I'm self taught and will admit to knowing very little about system level calls.
The program I wrote in perl ran on ubuntu on aws and did the following:
pull data from data supplier s3 bucket, in the form of gzip'd single line json file.
unzip file
parse lines of json
look for keywords,
if keywords match, grab other data
compare data to our database
if match found in our database put into "good" file, make entry in database
zip up good file
put good file in our s3 bucket
The reason they had abandoned it a few years before I got there is there was so much data no one figured out a way to process it faster than we got it in. We got 100 Million rows a night and it took them a weeks to process.
When I started my script took 2 weeks to process one day. By using the ssd's on aws, threading, optimizing databases, optimizing sql and threading the hell out of the process I got it down to 4 hours. I also set it up to run on as many servers as you wanted to and farm the work out to them as well which made it as fast as you wanted it to be. The fact that aws had just released 96 cpu boxes and I could run 50 threads at once was a big help too. And yes, before I was fired I was looking into lambda to do this even faster.
I'm guessing they never figured out some of that stuff in python, as the last script that I didn't finish was the one that controlled kicking off threads/servers and parsing out the work.

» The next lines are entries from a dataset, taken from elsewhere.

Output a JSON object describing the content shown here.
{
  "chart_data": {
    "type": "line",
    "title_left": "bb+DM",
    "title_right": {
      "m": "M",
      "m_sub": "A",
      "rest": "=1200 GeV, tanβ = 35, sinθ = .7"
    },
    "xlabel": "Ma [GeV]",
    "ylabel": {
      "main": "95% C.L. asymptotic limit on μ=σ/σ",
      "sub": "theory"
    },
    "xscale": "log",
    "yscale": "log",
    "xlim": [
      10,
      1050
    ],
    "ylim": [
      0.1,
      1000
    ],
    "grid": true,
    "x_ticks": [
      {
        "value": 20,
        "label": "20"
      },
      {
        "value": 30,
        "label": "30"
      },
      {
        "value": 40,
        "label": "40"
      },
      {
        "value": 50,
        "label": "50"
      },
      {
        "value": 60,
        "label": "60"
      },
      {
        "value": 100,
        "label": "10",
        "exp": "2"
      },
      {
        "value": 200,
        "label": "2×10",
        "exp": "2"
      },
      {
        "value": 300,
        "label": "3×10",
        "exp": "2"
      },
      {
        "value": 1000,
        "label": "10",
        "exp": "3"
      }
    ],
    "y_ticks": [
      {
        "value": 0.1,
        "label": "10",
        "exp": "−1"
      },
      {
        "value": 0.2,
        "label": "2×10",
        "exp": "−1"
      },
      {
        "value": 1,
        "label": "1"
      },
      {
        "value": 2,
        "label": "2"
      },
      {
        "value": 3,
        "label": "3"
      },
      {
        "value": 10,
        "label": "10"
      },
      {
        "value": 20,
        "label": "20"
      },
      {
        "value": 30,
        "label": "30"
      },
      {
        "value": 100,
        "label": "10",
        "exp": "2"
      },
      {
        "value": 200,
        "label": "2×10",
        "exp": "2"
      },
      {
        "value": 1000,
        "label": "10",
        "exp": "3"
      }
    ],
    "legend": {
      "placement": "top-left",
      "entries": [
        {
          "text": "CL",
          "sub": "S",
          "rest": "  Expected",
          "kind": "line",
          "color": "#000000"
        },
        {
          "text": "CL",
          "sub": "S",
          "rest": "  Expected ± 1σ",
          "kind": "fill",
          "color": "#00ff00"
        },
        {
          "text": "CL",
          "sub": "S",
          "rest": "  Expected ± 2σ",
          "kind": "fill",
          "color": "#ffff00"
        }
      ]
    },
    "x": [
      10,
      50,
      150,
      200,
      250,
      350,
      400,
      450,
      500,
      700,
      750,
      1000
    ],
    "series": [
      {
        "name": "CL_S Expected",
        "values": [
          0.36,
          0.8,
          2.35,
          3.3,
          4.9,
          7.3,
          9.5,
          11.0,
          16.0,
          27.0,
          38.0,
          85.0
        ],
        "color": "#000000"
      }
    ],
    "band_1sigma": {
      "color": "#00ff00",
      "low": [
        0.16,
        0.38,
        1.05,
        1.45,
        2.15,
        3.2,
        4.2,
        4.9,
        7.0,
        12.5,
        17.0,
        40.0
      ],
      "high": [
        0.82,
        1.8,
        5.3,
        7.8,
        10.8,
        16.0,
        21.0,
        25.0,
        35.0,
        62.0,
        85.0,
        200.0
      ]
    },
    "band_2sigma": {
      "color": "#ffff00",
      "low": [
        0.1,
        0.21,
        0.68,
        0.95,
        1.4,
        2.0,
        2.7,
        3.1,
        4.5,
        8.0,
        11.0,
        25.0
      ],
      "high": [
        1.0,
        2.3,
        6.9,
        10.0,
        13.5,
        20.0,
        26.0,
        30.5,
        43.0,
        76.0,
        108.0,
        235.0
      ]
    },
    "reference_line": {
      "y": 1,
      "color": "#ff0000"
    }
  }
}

How much faster would a script running C be than a python one for parsing json and looking for keywords? I know the perl script was way faster than python, but I can't see the savings being enough for a rewrite that's going to take months.
The total aws bill for a month using my perl scripts was going to be <$2000. I set it up with aurora which would shut down when not running, and the 96 cpu boxes would fire up only when needed for processing and then shut down when done so only one dinky little box would run 24/7.